A coalition of 217 groups — including several labor advocates — sent a letter to House members in advance of the hearing saying that adopting the draft proposal’s changes would be a “historic step backward on chemical safety” and as a result, “the public, especially children, workers and fenceline communities, would suffer from more cancer, infertility, cardiovascular disease, Parkinson’s disease, birth defects, and other harms.”
Addressing chemical review delays
Industry counters that the system is broken and rife with delays.

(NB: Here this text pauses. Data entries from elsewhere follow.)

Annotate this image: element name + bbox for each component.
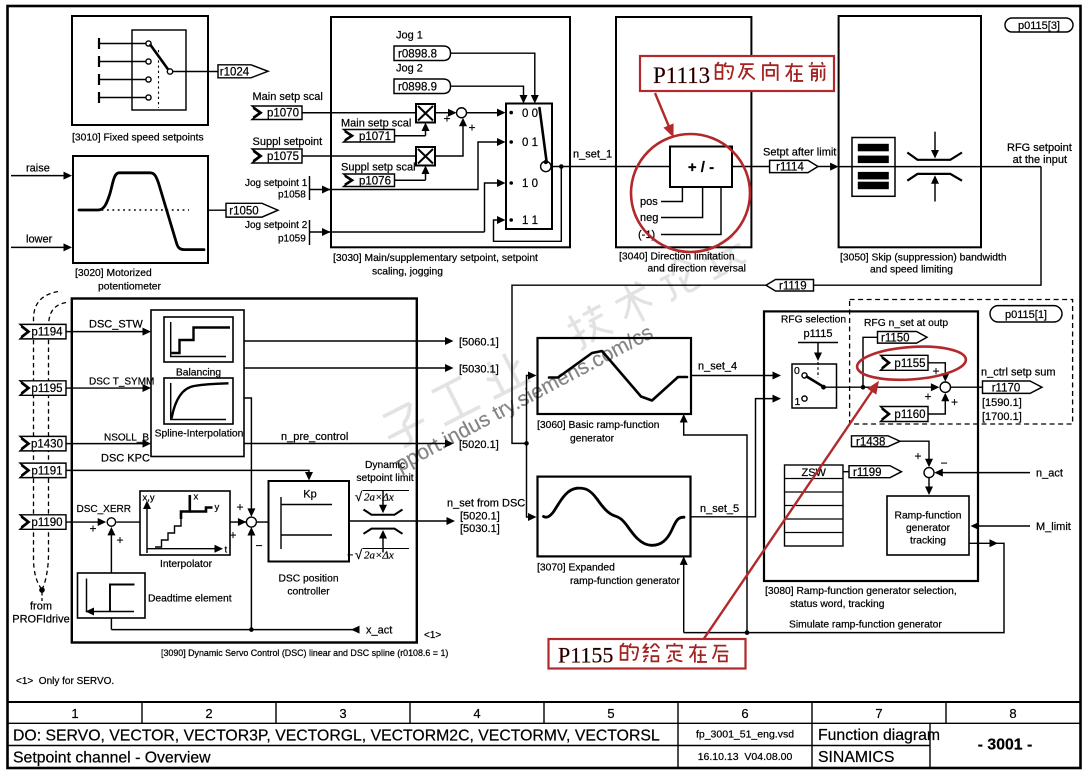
- svg-text:<1> Only for SERVO.: <1> Only for SERVO.: [16, 676, 114, 687]
- svg-text:y: y: [215, 502, 220, 513]
- svg-text:+: +: [443, 112, 450, 126]
- svg-text:Setpoint channel - Overview: Setpoint channel - Overview: [13, 750, 211, 767]
- svg-text:−: −: [347, 550, 353, 562]
- svg-text:p1075: p1075: [267, 151, 299, 163]
- svg-text:setpoint limit: setpoint limit: [356, 473, 413, 484]
- svg-text:[1590.1]: [1590.1]: [982, 397, 1022, 409]
- svg-text:+: +: [951, 395, 958, 409]
- svg-text:1: 1: [71, 706, 78, 721]
- svg-text:+ / -: + / -: [688, 159, 714, 176]
- svg-text:potentiometer: potentiometer: [98, 282, 162, 293]
- svg-text:RFG n_set at outp: RFG n_set at outp: [864, 318, 948, 329]
- svg-text:scaling, jogging: scaling, jogging: [372, 267, 443, 278]
- svg-text:[3080] Ramp-function generator: [3080] Ramp-function generator selection…: [765, 586, 957, 597]
- svg-text:Suppl setp scal: Suppl setp scal: [341, 162, 416, 174]
- svg-text:n_ctrl setp sum: n_ctrl setp sum: [981, 367, 1056, 379]
- svg-text:generator: generator: [906, 523, 951, 534]
- svg-text:p1194: p1194: [31, 327, 63, 339]
- svg-text:generator: generator: [570, 434, 615, 445]
- svg-text:DO: SERVO, VECTOR, VECTOR3P, V: DO: SERVO, VECTOR, VECTOR3P, VECTORGL, V…: [13, 728, 660, 745]
- svg-text:r1150: r1150: [881, 332, 910, 344]
- svg-text:n_set from DSC: n_set from DSC: [447, 498, 525, 510]
- svg-text:ramp-function generator: ramp-function generator: [570, 576, 680, 587]
- svg-text:Balancing: Balancing: [176, 368, 221, 379]
- svg-text:DSC KPC: DSC KPC: [101, 453, 150, 465]
- svg-text:p1070: p1070: [267, 108, 299, 120]
- svg-text:r0898.9: r0898.9: [398, 82, 437, 94]
- svg-text:SINAMICS: SINAMICS: [818, 749, 894, 766]
- svg-text:1: 1: [795, 396, 801, 408]
- svg-text:r1024: r1024: [220, 67, 250, 79]
- svg-text:[1700.1]: [1700.1]: [982, 411, 1022, 423]
- svg-text:neg: neg: [640, 212, 658, 224]
- svg-text:[5020.1]: [5020.1]: [460, 511, 500, 523]
- svg-text:√: √: [355, 547, 363, 562]
- svg-text:[3030] Main/supplementary setp: [3030] Main/supplementary setpoint, setp…: [333, 253, 538, 264]
- svg-text:M_limit: M_limit: [1036, 521, 1071, 533]
- svg-text:Spline-Interpolation: Spline-Interpolation: [155, 429, 244, 440]
- svg-text:Interpolator: Interpolator: [160, 559, 213, 570]
- svg-text:+: +: [89, 522, 96, 536]
- svg-text:[3010] Fixed speed setpoints: [3010] Fixed speed setpoints: [72, 133, 204, 144]
- svg-text:p1115: p1115: [804, 328, 833, 340]
- svg-text:n_set_4: n_set_4: [698, 361, 737, 373]
- svg-text:r1170: r1170: [992, 382, 1021, 394]
- svg-text:16.10.13 V04.08.00: 16.10.13 V04.08.00: [698, 751, 793, 763]
- svg-text:0 0: 0 0: [522, 108, 538, 120]
- svg-text:Function diagram: Function diagram: [818, 727, 940, 744]
- svg-text:RFG setpoint: RFG setpoint: [1007, 142, 1072, 154]
- svg-text:x: x: [194, 492, 199, 503]
- svg-text:[5030.1]: [5030.1]: [459, 364, 499, 376]
- svg-text:p1155: p1155: [894, 358, 925, 370]
- svg-text:Jog setpoint 2: Jog setpoint 2: [245, 220, 308, 231]
- svg-text:Kp: Kp: [303, 489, 316, 501]
- svg-text:- 3001 -: - 3001 -: [978, 737, 1032, 754]
- svg-text:+: +: [924, 390, 931, 404]
- svg-text:[3050] Skip (suppression) band: [3050] Skip (suppression) bandwidth: [840, 253, 1007, 264]
- svg-text:p1059: p1059: [278, 234, 306, 245]
- svg-text:Deadtime element: Deadtime element: [148, 594, 232, 605]
- svg-text:lower: lower: [26, 234, 53, 246]
- svg-text:[3020] Motorized: [3020] Motorized: [75, 268, 152, 279]
- svg-text:Jog setpoint 1: Jog setpoint 1: [245, 178, 308, 189]
- svg-text:P1113: P1113: [653, 63, 710, 88]
- svg-text:pos: pos: [640, 196, 658, 208]
- svg-text:p1071: p1071: [359, 131, 391, 143]
- svg-text:p1195: p1195: [31, 383, 62, 395]
- svg-text:Suppl setpoint: Suppl setpoint: [253, 136, 323, 148]
- svg-text:1 1: 1 1: [522, 215, 538, 227]
- svg-text:RFG selection: RFG selection: [781, 315, 847, 326]
- svg-text:t: t: [225, 545, 228, 556]
- svg-text:p1430: p1430: [31, 439, 63, 451]
- svg-text:+: +: [236, 500, 243, 514]
- svg-text:n_pre_control: n_pre_control: [281, 431, 348, 443]
- svg-text:and direction reversal: and direction reversal: [648, 264, 746, 275]
- svg-text:7: 7: [875, 706, 882, 721]
- svg-text:at the input: at the input: [1013, 154, 1067, 166]
- svg-text:n_act: n_act: [1036, 468, 1063, 480]
- svg-text:6: 6: [741, 706, 748, 721]
- svg-text:+: +: [468, 121, 475, 135]
- svg-text:x_act: x_act: [366, 625, 392, 637]
- svg-text:0: 0: [794, 365, 800, 377]
- svg-text:p0115[1]: p0115[1]: [1005, 309, 1047, 321]
- svg-text:p0115[3]: p0115[3]: [1018, 20, 1060, 32]
- svg-text:Dynamic: Dynamic: [365, 460, 405, 471]
- svg-text:5: 5: [607, 706, 614, 721]
- svg-text:[3070] Expanded: [3070] Expanded: [537, 563, 615, 574]
- svg-text:−: −: [255, 539, 262, 553]
- svg-text:DSC position: DSC position: [278, 574, 338, 585]
- svg-text:r1050: r1050: [229, 205, 258, 217]
- svg-text:+: +: [914, 449, 921, 463]
- svg-text:n_set_5: n_set_5: [700, 503, 739, 515]
- svg-text:Main setp scal: Main setp scal: [341, 118, 411, 130]
- svg-text:fp_3001_51_eng.vsd: fp_3001_51_eng.vsd: [696, 729, 794, 741]
- svg-text:Simulate ramp-function generat: Simulate ramp-function generator: [789, 620, 942, 631]
- svg-text:[3090] Dynamic Servo Control (: [3090] Dynamic Servo Control (DSC) linea…: [161, 648, 448, 658]
- svg-text:p1160: p1160: [894, 409, 925, 421]
- svg-text:and speed limiting: and speed limiting: [870, 265, 953, 276]
- svg-text:DSC_STW: DSC_STW: [89, 319, 143, 331]
- svg-text:r1438: r1438: [856, 436, 885, 448]
- svg-text:p1076: p1076: [359, 176, 391, 188]
- svg-text:PROFIdrive: PROFIdrive: [12, 614, 69, 626]
- svg-text:p1190: p1190: [31, 517, 62, 529]
- svg-text:2a×Δx: 2a×Δx: [364, 550, 394, 562]
- svg-text:8: 8: [1009, 706, 1016, 721]
- svg-text:n_set_1: n_set_1: [573, 149, 612, 161]
- svg-text:p1191: p1191: [31, 465, 62, 477]
- svg-text:r1114: r1114: [776, 162, 804, 174]
- svg-text:+: +: [229, 528, 236, 542]
- svg-text:2: 2: [205, 706, 212, 721]
- svg-text:Jog 2: Jog 2: [396, 63, 423, 75]
- svg-text:raise: raise: [26, 163, 50, 175]
- svg-text:tracking: tracking: [910, 536, 946, 547]
- svg-text:3: 3: [339, 706, 346, 721]
- svg-text:[5020.1]: [5020.1]: [459, 439, 499, 451]
- svg-text:p1058: p1058: [278, 190, 306, 201]
- svg-text:P1155: P1155: [558, 643, 613, 668]
- svg-text:Main setp scal: Main setp scal: [253, 91, 323, 103]
- svg-text:<1>: <1>: [424, 630, 441, 641]
- svg-text:Setpt after limit: Setpt after limit: [763, 147, 836, 159]
- svg-text:DSC_XERR: DSC_XERR: [77, 504, 131, 515]
- svg-text:controller: controller: [287, 587, 330, 598]
- svg-text:0 1: 0 1: [522, 137, 538, 149]
- svg-text:Jog 1: Jog 1: [396, 30, 423, 42]
- svg-text:[5030.1]: [5030.1]: [460, 523, 500, 535]
- svg-text:+: +: [116, 533, 123, 547]
- svg-text:[3040] Direction limitation: [3040] Direction limitation: [619, 252, 735, 263]
- svg-text:[5060.1]: [5060.1]: [459, 337, 499, 349]
- svg-text:1 0: 1 0: [522, 178, 538, 190]
- svg-text:[3060] Basic ramp-function: [3060] Basic ramp-function: [537, 420, 660, 431]
- svg-text:4: 4: [473, 706, 480, 721]
- svg-text:Ramp-function: Ramp-function: [895, 511, 962, 522]
- svg-text:x,y: x,y: [143, 493, 155, 504]
- svg-text:−: −: [940, 456, 947, 470]
- svg-text:from: from: [30, 601, 52, 613]
- svg-text:status word, tracking: status word, tracking: [790, 599, 885, 610]
- svg-text:r0898.8: r0898.8: [398, 49, 437, 61]
- svg-text:r1199: r1199: [853, 467, 882, 479]
- svg-text:r1119: r1119: [779, 280, 807, 292]
- svg-text:2a×Δx: 2a×Δx: [364, 492, 394, 504]
- svg-text:√: √: [355, 489, 363, 504]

The EPA conducts new chemical reviews within its 90-day deadline less than 10% of the time, according to a 2023 report from the Government Accountability Office (GAO).
“The chemical industry wants to take us back to a time when they can do whatever they want with little oversight and no ramifications for making people sick.” – Tracey Woodruff, University of California, San Francisco
John Carey, a regulatory director at the a global fragrance, bioscience and nutrition company dsm-firmenich, pointed out during the hearing that there’s been a 70% decline in new chemical submissions since TSCA was updated in 2016. He said over the past four years dsm-firmenich registered 12 new fragrance ingredients — none in the US.

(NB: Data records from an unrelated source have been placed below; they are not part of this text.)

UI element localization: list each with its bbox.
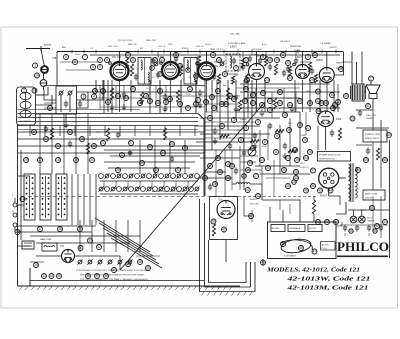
wire lm ext4 [88,152,205,154]
node x8 [58,227,63,232]
node p5 [304,188,309,193]
node lm8 [74,158,79,163]
svg-text:18: 18 [283,113,287,117]
node t10 [268,58,273,63]
resistor R11 [140,92,143,104]
wire x v338 [337,84,339,112]
node 14 [35,73,40,78]
node t20 [126,53,131,58]
node u0 [93,89,98,94]
resistor R13 [226,88,229,100]
svg-text:46: 46 [281,242,285,246]
wire box drop [225,240,227,263]
capacitor C21 [228,144,232,146]
gnd marks band [123,104,125,107]
capacitor C32 [44,127,48,129]
svg-text:6K6GT: 6K6GT [330,47,337,49]
wire lamp leads [353,210,355,216]
node u19 [316,99,321,104]
svg-text:FREQUENCY RANGES SEE ALIGNMENT: FREQUENCY RANGES SEE ALIGNMENT PROCEDURE… [80,274,145,277]
svg-text:9: 9 [235,66,237,70]
svg-text:47: 47 [249,214,253,218]
svg-text:6: 6 [74,60,76,64]
node r7a [242,174,247,179]
svg-text:19: 19 [268,108,272,112]
node u3 [158,89,163,94]
capacitor C13 [234,95,238,97]
node m10 [274,150,279,155]
node u4 [188,87,193,92]
wire right col v2 [389,140,391,258]
osc coil can [226,54,240,71]
node n1 [211,219,216,224]
wire bus lines [18,113,199,115]
resistor R23 [275,129,284,132]
svg-text:19: 19 [74,158,78,162]
svg-text:66: 66 [383,158,387,162]
node p3 [318,188,323,193]
wire speaker leads [370,82,372,86]
node y10 [216,156,221,161]
resistor R26 [273,98,276,109]
phono sub box 3 [308,225,322,232]
node 66 [383,158,388,163]
node 10 [32,88,37,93]
node r6a [150,66,155,71]
node m15 [303,138,308,143]
node u6 [244,87,249,92]
node x7 [38,227,43,232]
node 57a [311,168,316,173]
svg-text:14: 14 [68,130,72,134]
node u2 [131,87,136,92]
wire mid h fill4 [240,155,258,157]
phono unit box [268,222,337,259]
tube V3 2nd IF 7B7 [198,63,215,80]
node t1 [105,58,110,63]
tube V1 converter XXL [111,62,129,80]
node x16 [286,184,291,189]
node m5 [239,138,244,143]
node x11 [366,104,371,109]
wire mr h1 [236,87,300,89]
wire plug leads [336,222,342,226]
svg-text:53: 53 [351,117,355,121]
svg-text:(500 M): (500 M) [365,198,372,200]
svg-text:DIODE: DIODE [250,54,257,56]
node y7 [220,102,225,107]
svg-text:9: 9 [99,65,101,69]
node m12 [260,158,265,163]
svg-text:1 MEG: 1 MEG [240,119,247,121]
node m18 [268,108,273,113]
svg-text:58: 58 [212,106,216,110]
capacitor C31 [170,157,174,159]
node m14 [298,123,303,128]
wire left boundary [17,124,19,286]
svg-text:16: 16 [217,58,221,62]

“Fragrance materials should be among the simplest chemistries to evaluate,” he said during his opening statements. “If low risk, consumer safe materials can’t get through the system, then more complex chemistries needed for advanced manufacturing, sustainability, and supply chain resilience stand little chance.”
Wise White said during the hearing that 70% of respondents to a recent ACC survey said they would introduce new chemistries outside the US due to delayed and inconsistent reviews. “EPA’s current implementation approach places U.S. manufacturers at a competitive disadvantage,” Wise White said, lauding the changes in the draft bill that would make the EPA issue statements describing the reasons for any delays in reviews.
Rep. Palmer said during his opening statements that not only do delays harm American competitiveness but also “slow the transition to safer alternatives.”
Woodruff said, however, that the EPA has approved the “overwhelming majority of new chemicals submitted, with over 4000 new chemicals approved since 2016.”
“And in almost half the cases where new chemicals are being held up it is because EPA is waiting for the submitter,” she added.
In addressing Republican concerns about length chemical review delays, Benesh said this is the “same party that systematically hasn’t provided the EPA with resources to have the staff needed to quickly review these chemicals.”
Rep. Paul Tonko, a Democrat from New York, said the 2016 TSCA changes took “years of bipartisan meetings” and was a “serious chore.” He said he remained open to addressing TSCA implementation issues but would “not support the precedent that every 10 years we chip away at public health protections at industry’s behest.”
Rep. Palmer said the committee would continue gathering input over the next few weeks on the draft bill.